2013-02-01 xml
Less Choice for Killing Docks and Thistles in 2013

Increasingly strict EU and national regulations will limit the choice of herbicides farmers have for controlling perennial weeds such as docks and thistles in grassland this year, according to herbicide manufacturer Dow AgroSciences.

“Each pesticide goes through a re-approval process every ten years, when it is re-assessed for aspects such as operator safety and risk to the environment,” explains Dow AgroScience’s grassland agronomist David Roberts.

Drilling

Farmers will have less options for spraying weeds in grassland

“The tests that the active ingredients and branded products are put through are more stringent now, and often require new datasets to be generated. This is a particular challenge for older products where registration packages may be reliant on figures generated ten or even 20 years ago, or where levels of sales are small. For some products, the financial investment cannot be justified and they are withdrawn from the market.”

Products lost
A number of well-known herbicides have been lost in recent years. This includes the use of straight CMPP on grassland, asulam (sold as Asulox) and Alistell for use on new-sown leys.
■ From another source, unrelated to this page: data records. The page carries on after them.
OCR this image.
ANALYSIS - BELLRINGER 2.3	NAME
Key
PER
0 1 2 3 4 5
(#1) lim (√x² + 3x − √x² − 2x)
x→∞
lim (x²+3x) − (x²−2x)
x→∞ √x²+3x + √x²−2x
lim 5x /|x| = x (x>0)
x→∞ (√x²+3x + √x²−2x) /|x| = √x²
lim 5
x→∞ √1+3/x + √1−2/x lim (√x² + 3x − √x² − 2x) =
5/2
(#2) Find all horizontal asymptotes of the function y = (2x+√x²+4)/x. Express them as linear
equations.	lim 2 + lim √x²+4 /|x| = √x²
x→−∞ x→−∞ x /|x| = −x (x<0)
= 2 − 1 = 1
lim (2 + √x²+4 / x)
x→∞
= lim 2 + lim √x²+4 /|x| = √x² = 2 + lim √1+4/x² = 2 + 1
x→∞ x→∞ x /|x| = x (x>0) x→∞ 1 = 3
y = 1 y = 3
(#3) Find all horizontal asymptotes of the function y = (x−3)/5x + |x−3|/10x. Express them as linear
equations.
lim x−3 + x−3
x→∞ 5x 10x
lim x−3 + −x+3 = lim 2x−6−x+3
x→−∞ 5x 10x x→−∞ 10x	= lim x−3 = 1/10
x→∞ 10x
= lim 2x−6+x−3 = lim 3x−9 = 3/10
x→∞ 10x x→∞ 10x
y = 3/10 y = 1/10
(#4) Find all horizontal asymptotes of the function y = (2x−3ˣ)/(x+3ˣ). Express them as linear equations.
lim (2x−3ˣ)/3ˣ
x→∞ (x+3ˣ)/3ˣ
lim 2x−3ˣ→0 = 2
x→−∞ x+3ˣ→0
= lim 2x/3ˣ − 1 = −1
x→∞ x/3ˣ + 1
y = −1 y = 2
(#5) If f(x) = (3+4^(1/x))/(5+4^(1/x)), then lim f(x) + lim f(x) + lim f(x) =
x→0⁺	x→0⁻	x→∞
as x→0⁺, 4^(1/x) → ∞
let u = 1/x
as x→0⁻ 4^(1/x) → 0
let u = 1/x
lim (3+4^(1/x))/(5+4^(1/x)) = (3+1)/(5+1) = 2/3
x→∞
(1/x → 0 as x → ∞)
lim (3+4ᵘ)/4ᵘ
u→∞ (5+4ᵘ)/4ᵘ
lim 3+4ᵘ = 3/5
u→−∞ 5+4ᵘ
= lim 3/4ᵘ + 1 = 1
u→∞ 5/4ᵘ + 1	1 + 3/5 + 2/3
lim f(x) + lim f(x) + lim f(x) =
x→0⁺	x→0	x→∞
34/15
“This strengthening of requirements has seen a switch to the use of products based on newer chemistry,” says Mr Roberts.

“Translocated herbicides containing active ingredients such as triclopyr and clopyralid, offer a more reliable solution for controlling perennial weeds in grassland than many of those that have been lost. Also they will not hold back grass growth.

“This year weed control will be a greater priority for livestock farmers, as many fields could not be sprayed last year due to the wet weather. Poor ground conditions have also led to patchy open swards, which is an open invitation for docks, thistles and nettles to establish this spring and summer.”

Dow AgroSciences has a very active presence globally in the grassland market and continues to invest in new approvals and formulations. For example, DoxstarPro is now available; a new more concentrated formulation of Doxstar which will control broadleaved and curled docks in grazing and silage ground.

GrazonPro is another new formulation to be launched in 2013, replacing Grazon 90. This is a key product for the market, as there are now very few left that have specific approval for application via hand-held equipment.

Thistlex and Pastor will also have updated labels this year reflecting their recent re-approval for use at national level (known as Annex III). Thistlex is an effective translocated product for thistle control. Pastor is a utility product for use where a wide spectrum of weeds, including docks, nettles and thistles, is present.